Originally Posted by Ackbeet

That's definitely overkill, but it gets the job done. You can the last expression on the second-to-last line immediately by noticing that the integrand is even, and you're integrating over a symmetric interval.

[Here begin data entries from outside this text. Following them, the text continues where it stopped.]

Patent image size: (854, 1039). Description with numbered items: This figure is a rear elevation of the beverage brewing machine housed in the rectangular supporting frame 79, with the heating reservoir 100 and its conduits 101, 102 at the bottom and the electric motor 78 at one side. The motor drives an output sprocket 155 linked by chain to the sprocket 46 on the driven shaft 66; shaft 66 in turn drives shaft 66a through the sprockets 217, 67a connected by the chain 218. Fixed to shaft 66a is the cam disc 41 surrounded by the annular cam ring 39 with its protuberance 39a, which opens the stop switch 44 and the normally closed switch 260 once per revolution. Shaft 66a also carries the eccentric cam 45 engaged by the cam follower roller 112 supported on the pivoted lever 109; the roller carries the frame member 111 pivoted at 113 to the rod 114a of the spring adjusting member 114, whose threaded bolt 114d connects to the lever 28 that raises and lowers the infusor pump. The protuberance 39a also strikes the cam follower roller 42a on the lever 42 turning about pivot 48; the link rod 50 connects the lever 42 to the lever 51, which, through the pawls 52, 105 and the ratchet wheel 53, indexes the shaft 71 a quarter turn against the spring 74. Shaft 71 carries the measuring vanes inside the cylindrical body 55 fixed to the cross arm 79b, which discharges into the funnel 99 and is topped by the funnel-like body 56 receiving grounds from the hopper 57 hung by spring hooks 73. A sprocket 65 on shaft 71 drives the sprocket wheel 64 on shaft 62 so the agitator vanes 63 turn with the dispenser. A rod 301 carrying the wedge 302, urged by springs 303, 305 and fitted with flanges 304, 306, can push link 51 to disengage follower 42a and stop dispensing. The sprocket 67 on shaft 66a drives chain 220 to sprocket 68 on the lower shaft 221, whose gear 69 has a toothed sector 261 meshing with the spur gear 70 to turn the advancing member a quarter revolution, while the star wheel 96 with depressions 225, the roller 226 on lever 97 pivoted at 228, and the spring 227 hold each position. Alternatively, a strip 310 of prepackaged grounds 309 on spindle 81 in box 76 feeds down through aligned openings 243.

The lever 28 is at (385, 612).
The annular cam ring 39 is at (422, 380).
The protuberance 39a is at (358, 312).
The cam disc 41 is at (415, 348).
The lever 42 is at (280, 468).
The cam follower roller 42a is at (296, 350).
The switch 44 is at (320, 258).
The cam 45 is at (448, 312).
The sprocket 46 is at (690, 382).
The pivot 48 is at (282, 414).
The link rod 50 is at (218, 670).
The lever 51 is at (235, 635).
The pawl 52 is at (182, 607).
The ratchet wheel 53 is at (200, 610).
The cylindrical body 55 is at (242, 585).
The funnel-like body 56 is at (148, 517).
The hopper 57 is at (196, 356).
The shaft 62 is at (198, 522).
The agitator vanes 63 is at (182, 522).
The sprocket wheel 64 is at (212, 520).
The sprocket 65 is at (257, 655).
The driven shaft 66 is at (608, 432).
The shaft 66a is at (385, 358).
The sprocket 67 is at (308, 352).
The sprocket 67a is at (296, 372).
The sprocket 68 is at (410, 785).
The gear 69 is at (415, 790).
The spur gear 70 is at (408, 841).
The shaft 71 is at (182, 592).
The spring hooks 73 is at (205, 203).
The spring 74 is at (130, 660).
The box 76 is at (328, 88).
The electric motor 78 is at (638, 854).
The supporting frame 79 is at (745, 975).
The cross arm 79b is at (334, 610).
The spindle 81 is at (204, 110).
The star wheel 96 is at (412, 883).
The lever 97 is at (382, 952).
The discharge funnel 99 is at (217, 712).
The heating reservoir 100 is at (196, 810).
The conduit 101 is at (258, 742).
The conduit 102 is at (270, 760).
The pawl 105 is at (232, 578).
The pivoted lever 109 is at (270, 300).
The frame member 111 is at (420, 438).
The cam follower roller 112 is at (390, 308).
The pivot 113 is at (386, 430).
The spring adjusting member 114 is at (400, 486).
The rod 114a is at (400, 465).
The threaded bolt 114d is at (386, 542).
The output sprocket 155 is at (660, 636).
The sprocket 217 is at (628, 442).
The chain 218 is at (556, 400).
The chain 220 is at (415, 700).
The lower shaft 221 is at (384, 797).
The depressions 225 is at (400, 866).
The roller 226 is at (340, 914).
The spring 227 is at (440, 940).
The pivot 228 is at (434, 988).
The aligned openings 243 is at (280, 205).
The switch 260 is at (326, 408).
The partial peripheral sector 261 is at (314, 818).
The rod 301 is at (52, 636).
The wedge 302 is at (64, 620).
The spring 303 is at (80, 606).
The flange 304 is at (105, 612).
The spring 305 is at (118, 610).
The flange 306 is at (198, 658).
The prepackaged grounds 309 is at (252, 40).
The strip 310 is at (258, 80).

I see the interval is symmetric because the limits are from -E to +E.
How is the integrand an even function? since psi (-x) not equal to psi (x).
• Dec 4th 2010, 07:46 AM
CaptainBlack
Quote:

Originally Posted by bugatti79
I see the interval is symmetric because the limits are from -E to +E.
How is the integrand an even function? since psi (-x) not equal to psi (x).

It is an even function and $\displaystyle $$\psi(-x) does equal \displaystyle$$\psi(x)$, suppose $\displaystyle $$x positive, \displaystyle \psi(x)=Be^{kx} and \displaystyle \psi(-x)=Be^{-k(-x)}=Be^{kx} CB • Dec 4th 2010, 07:55 AM bugatti79 Quote: Originally Posted by CaptainBlack It is an even function and \displaystyle$$\psi(-x)$ does equal $\displaystyle $$\psi(x), suppose \displaystyle$$x$ positive, $\displaystyle \psi(x)=Be^{kx}$ and $\displaystyle \psi(-x)=Be^{-k(-x)}=Be^{kx}$

CB

ah, ok. I was focusing on the one expression for for x>0 and substituting x and -x. Clearly I need to use the correct expression for each subsitution as you've shown. I see that now. Based on that I think you meant

$\displaystyle \psi(-x)=Be^{k(-x)}=Be^{-kx}$ and

$\displaystyle \psi(x)=Be^{-k(x)}=Be^{-kx}$

Thanks alot!
• Dec 6th 2010, 04:48 AM
Ackbeet
You're welcome for my contribution. Have a good one!